What is the Labour Party for these days? What is it supposed to do and for whom? Many years ago the answer was easy. It was there as the political voice of the British working class, through the trade union movement, in their perennial struggle for social justice and fairer pay; the champion of British labour in its class struggle against capital, or so it seemed. These days after the re-branding of New Labour, years of being in government and gaining donors amongst the rich and powerful, Labour has largely abandoned its core electorate. Now it is the champion of the career politician (the privileged ‘champagne socialist’), the public sector, favoured minorities, big spending Big Government, the European Union and its corporatism, and political correctness; banal sound bites speak louder than actions, or Orwellian Duckspeak – engaging the larynx but not the brain.
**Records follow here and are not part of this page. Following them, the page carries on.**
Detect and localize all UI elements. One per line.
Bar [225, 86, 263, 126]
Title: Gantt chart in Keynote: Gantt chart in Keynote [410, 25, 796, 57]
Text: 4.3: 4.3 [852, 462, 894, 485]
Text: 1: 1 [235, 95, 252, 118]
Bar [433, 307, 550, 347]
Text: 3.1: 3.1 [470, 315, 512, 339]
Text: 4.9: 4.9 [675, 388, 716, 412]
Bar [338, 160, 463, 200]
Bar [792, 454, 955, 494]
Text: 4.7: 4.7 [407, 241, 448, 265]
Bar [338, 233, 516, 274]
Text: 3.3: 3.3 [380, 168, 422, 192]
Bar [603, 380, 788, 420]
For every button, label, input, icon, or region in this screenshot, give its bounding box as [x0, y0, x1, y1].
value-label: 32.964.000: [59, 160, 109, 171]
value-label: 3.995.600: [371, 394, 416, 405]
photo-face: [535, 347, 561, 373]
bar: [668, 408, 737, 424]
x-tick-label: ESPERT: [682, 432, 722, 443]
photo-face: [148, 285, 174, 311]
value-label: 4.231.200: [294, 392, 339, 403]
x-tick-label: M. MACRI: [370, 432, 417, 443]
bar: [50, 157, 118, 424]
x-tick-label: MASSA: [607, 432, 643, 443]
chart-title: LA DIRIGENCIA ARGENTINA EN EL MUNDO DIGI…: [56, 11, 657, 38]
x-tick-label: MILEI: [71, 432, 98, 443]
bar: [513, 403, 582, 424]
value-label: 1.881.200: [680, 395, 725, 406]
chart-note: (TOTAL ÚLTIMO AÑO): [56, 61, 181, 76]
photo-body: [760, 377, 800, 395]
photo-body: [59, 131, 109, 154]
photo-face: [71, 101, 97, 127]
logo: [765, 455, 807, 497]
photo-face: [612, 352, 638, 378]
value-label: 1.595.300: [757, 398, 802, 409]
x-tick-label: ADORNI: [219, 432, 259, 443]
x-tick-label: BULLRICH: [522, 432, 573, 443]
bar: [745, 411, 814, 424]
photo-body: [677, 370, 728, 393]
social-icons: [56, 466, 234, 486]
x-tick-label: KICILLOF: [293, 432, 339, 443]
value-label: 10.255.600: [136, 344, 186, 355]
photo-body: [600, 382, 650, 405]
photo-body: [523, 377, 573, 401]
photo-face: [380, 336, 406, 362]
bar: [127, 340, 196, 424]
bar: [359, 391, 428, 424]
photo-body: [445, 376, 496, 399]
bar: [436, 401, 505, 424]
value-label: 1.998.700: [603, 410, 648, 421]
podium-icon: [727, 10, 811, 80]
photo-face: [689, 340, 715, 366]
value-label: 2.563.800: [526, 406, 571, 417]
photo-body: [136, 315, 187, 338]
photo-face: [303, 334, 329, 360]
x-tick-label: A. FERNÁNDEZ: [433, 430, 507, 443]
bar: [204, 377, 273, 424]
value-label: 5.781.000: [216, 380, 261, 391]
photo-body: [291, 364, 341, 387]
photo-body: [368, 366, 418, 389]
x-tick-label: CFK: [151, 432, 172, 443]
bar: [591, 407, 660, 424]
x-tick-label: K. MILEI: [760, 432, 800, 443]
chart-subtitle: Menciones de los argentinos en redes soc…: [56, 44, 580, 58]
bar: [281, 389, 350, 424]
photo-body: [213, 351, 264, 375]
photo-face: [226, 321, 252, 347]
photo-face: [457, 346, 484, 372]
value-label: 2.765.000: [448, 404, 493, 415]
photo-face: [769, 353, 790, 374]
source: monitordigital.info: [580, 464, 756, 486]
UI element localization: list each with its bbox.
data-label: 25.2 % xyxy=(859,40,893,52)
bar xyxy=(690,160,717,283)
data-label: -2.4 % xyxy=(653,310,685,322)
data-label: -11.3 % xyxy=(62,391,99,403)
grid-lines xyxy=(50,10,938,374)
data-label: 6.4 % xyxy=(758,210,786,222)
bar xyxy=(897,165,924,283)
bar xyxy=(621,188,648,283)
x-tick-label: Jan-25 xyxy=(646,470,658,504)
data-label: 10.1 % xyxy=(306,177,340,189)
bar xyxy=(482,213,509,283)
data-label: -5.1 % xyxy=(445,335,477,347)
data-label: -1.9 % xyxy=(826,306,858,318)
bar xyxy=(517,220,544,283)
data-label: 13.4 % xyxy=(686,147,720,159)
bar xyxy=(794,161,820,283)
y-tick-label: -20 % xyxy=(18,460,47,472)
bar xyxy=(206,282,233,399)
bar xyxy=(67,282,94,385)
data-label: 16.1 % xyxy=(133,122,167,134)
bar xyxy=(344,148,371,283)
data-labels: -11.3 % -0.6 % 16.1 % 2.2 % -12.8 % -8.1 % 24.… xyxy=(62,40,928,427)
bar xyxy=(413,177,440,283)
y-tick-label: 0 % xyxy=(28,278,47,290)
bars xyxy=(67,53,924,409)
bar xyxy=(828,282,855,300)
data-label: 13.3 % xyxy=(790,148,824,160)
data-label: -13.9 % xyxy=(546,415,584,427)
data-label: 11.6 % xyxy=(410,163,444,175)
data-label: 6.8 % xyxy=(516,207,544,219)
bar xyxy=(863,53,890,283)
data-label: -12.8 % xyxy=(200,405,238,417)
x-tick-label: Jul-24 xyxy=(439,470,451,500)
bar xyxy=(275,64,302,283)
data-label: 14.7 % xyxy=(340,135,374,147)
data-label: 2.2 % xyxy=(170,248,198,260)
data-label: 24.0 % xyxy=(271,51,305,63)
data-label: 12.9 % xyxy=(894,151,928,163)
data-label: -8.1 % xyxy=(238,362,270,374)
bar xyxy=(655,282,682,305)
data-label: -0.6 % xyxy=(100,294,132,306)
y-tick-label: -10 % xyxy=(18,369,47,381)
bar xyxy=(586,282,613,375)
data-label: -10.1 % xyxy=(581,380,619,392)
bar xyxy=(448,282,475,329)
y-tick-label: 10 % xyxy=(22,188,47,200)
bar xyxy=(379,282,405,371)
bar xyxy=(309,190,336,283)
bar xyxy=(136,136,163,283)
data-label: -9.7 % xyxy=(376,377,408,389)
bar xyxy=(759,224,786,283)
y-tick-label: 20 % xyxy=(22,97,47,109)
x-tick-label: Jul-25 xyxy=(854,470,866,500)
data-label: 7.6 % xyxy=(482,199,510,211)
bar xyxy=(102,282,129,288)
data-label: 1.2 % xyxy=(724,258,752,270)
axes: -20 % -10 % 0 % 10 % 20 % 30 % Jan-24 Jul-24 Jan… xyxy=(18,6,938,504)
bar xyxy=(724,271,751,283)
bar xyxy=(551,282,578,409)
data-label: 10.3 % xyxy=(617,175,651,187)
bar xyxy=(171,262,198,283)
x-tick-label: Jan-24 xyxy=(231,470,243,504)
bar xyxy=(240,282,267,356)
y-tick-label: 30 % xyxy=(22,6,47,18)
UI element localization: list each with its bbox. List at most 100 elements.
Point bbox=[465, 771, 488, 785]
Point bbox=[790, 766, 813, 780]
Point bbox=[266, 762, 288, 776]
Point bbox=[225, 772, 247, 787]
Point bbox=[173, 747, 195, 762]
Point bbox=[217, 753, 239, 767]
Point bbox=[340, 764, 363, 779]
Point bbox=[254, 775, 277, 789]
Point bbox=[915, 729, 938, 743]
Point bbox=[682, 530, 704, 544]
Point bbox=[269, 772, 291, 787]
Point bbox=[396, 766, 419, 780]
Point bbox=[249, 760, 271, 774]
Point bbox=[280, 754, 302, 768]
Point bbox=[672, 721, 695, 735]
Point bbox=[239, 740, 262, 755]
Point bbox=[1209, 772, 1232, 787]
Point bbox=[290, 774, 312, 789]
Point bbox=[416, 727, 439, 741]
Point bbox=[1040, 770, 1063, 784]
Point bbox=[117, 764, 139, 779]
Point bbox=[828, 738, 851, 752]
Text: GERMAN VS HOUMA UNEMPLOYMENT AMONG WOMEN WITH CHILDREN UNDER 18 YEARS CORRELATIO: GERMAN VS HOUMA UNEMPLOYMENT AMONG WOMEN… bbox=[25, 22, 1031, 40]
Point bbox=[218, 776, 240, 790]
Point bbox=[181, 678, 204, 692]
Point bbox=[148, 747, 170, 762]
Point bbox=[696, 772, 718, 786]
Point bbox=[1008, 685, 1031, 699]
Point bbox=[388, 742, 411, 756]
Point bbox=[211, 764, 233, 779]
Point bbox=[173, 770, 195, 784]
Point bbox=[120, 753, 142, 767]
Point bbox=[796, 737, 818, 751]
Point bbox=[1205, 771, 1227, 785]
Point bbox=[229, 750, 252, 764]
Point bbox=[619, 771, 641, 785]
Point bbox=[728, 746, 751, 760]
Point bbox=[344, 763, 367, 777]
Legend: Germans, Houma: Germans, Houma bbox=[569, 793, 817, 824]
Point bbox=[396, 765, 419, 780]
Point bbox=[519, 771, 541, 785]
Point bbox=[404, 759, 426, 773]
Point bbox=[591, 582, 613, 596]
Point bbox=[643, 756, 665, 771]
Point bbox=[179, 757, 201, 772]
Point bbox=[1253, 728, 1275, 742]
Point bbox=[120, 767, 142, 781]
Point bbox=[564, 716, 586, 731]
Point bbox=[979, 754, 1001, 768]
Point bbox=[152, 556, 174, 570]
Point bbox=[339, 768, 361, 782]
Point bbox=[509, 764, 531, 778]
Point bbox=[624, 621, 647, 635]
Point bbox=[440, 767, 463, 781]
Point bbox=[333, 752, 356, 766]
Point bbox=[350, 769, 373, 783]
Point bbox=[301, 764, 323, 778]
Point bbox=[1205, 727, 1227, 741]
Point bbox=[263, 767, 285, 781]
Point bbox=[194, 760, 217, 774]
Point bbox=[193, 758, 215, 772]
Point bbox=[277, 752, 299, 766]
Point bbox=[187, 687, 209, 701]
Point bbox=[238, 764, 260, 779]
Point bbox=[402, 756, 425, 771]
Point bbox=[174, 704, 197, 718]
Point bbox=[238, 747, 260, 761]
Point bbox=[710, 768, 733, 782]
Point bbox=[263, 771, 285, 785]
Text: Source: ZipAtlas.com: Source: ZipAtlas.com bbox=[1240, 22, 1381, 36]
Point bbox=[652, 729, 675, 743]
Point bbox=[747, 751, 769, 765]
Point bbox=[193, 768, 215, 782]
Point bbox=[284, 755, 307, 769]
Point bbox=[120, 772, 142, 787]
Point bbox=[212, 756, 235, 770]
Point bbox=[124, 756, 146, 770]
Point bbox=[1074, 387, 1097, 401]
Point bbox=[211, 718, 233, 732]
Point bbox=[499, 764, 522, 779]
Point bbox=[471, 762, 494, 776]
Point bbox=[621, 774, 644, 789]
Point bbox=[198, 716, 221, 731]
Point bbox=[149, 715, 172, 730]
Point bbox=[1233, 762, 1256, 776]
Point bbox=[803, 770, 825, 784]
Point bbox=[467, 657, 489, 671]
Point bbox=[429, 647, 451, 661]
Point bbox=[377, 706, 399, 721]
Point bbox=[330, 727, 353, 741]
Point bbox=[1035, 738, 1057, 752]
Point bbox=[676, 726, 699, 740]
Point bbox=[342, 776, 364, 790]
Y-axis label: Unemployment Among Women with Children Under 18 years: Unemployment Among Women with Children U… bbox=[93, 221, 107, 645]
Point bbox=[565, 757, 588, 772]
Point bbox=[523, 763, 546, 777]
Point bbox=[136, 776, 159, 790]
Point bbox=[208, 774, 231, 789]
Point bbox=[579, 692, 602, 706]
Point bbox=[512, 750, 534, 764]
In power under Tony Blair and Gordon Brown Labour was, amongst other things, self-righteously arrogant, authoritarian, spendthrift and reckless; as a result the interests of hard working people suffered. It facilitated (even encouraged) uncontrolled mass immigration, built a dependency culture, reduced social mobility and targeted certain groups (often called ‘privileged’ or the self-employed/small businesses) for blame, vilification and exploitation. Spin, creative statistics and media manipulation replaced delivering actual results, which often deteriorated as seen in, for example, Andy Burnham’s managed NHS. And foreign military adventures became quite normal although any connection with the National Interest was often spurious at best. The sanctity of freedom and private ownership diminished, the State could meddle through incessant nannying of us and seize whatever it wanted, as in Gordon Brown’s raid on pension funds which played havoc with many, modest future pensions.

Labour’s leopard spots probably run too deeply to change and recent indications from the run up to the General Election and the current leadership contest are not encouraging. Labour comes across as inherently anti-democratic, anti-British and by extension anti-British working people. For example, the rhetoric is often along the lines of ‘I/we (Big Government and the EU) know best’. Consequently you (the electorate) can’t have an EU Referendum, direct democracy or even the final say in anything. There is even talk of purging the party of members who do not hold the ‘correct’ line. Anti-Britishness and the history of the destruction of national identity have long roots in socialism, certainly dating back to Karl Marx (‘Workers of the World Unite’) and the Second International. After all, for many years the role models for anything from social democrat to socialist/communist ‘utopias’ (of faux worker power) were overseas and symbols of Britishness were considered reactionary.

Most remarkable is the somewhat delusional culture of denial present within the party, where ideology and tribal affiliations triumph over reality, experience, history and analysis. Mr Brown (aided by Mr Balls) could, for example, defy the basic laws of economics (unlike the Soviet Union), and claim to have abolished boom and bust, whilst indulging in creative accounting via costly PPPs/PFIs (private finance initiatives), and rapidly expanding the size of the public sector workforce. There was also the delusional pre-General Election policy of price controls on energy charges and, these days, the belief that Labour lost because it was not extreme enough; it lost because of a widespread fear that it, together with the Scottish Nationalists, would be too extreme in government. Today Labour’s most visible tragic mistakes remain largely unacknowledged; for example, the social effects of mass immigration on poorer communities or see Labour in Denial, Rape of the Fair Country and The Tragic Ignorance of ‘Green’ Politicians .

The future cannot be very bright for Labour; hemmed in increasingly on the right by the Conservative Party drifting inexorably into New Labour territory (and beyond) under David Cameron and George Osborne, and on the left by the Greens, and Scottish and Welsh Nationalists all offering variations of socialism, and the Lib Dems once they have solved their identity crisis. It is difficult to see where Labour’s ‘clear red water’ from the others will come from and how it can facilitate genuine wealth creation, freedom and improved quality of life for the many in the real, highly competitive and increasingly dangerous world. It also has to contend with infiltration by the fanatical fringe intent on taking Labour to extremes.

Based on recent and not so recent history, Labour seems more likely to seek further inspiration from abroad, adopt bizarre short-sighted policies with disastrous long term consequences and ignore the wishes, hopes and fears of hard working British people.